The thoughts, quotes, books and new ideas captured from my personal library in November.

What I read

Each month, I hope to share the books that inspired me the most:

Women Design: Pioneers from the twentieth century to today fills in a gap in most books on design history – women. From the ‘damsels of design’ to underappreciated creators in textile, product, interior, digital and architectural designers, learn more about the inspiring women who pioneered creativity while overcoming prejudice.

Ladies Who Create: Feminist Propaganda is a zine from Dropbox’s design department, a leader in inclusive design operations. Read and learn from spectacular women and non-binary creators in a neatly bound but radically inspiring journal.

The Leap Stories: Intimate Interviews On Overcoming Fear, Choosing Courage Over Comfort, and Designing a Fulfilling Career talks about taking ‘the leap’, focusing on a group of courageous Australian entrepreneurs from the likes of Canva, Offscreen and Tom Organic. While the leapers are mostly privileged to be have been able to leap in the first place, it’s still an inspiring and interesting read on making your mark on the world as an individual.

What’s next?

Humanocracy is about a different kind of design. The design of an organisation, more or less how to make an assemblage of people as good as the people themselves. Part critique on bureaucracy, part framework on creating creative, innovative organisations.

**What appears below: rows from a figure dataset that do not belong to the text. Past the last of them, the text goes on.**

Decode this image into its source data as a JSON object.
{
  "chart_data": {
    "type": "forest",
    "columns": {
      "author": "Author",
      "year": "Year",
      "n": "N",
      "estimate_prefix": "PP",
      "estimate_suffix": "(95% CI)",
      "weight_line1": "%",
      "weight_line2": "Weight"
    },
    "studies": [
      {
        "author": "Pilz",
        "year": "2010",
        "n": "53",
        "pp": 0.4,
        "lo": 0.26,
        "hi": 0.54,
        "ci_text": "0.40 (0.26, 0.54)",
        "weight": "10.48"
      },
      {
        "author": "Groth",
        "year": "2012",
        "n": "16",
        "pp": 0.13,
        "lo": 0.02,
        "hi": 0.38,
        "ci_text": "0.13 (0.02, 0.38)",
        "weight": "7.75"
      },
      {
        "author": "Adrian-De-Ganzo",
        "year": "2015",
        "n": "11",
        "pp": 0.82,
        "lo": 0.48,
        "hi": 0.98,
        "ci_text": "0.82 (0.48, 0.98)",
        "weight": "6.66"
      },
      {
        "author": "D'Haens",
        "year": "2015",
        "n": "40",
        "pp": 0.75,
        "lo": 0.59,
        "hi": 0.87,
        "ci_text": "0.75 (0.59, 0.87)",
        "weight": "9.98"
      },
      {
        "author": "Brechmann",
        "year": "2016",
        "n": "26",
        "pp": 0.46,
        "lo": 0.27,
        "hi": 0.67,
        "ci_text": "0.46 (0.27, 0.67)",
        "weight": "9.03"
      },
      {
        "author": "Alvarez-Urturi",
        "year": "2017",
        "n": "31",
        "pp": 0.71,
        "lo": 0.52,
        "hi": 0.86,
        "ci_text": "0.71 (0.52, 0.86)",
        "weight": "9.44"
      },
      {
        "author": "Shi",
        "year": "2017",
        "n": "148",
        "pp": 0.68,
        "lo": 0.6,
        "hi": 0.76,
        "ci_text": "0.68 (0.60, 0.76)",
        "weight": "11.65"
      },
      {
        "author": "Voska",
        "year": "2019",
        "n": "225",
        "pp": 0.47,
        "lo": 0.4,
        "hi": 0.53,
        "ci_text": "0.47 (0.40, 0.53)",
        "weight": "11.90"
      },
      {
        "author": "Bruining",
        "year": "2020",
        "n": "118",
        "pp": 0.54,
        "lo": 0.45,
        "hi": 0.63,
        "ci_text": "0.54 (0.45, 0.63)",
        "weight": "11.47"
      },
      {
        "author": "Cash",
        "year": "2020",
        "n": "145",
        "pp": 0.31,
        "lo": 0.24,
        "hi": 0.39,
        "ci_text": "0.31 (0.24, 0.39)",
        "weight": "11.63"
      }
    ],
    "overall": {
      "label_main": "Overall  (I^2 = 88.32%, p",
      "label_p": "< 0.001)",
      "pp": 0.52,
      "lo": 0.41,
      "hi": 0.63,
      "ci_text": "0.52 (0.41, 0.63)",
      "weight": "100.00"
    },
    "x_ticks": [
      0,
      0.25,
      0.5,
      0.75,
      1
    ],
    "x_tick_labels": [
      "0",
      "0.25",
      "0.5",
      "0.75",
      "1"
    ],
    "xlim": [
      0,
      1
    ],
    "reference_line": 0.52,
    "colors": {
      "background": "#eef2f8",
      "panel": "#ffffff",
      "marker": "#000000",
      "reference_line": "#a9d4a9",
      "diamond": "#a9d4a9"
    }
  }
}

Touch Design for Mobile Interfaces is the latest from Smashing Magazine, who are renowned for their timeless publications on all things UX and digital. Their latest releases in print next month, all about designing for touch. Steven Hoober is a genius in his own right when it comes to human-interface science, so this is a match made in heaven.

Restorative Cities: Urban Design for Mental Health and Wellbeing is an exciting book about the future of urban design and architecture. A city created for mental health and wellbeing is a future I hope to be apart of.


The iOS App Icon Book is a very promising Kickstarter exceeding its fundraising goals. I hope it bucks the crowd-fund trend and gets off the ground, because icon design trends are a fascinating way to look at design history, all the way from skeuomorphism to neumorphism.

I first heard about Iskra Delta on the Interdependence podcast. The Cold War for Information Technology: The Inside Story is a little known story about how geopolitical history affected the modern technology industry. Learn more about how innovation in Yugoslavia came into the crosshairs of international intelligence agencies, forever changing Eastern European industry and east and west relations.

I found The Safety Net: Surviving Pandemics and Other Disasters on a blog post by Matt Mullenweg. It teaches us about how to reexamine the context of technology in the time period of civilisation, and how the internet could save us from existential threats.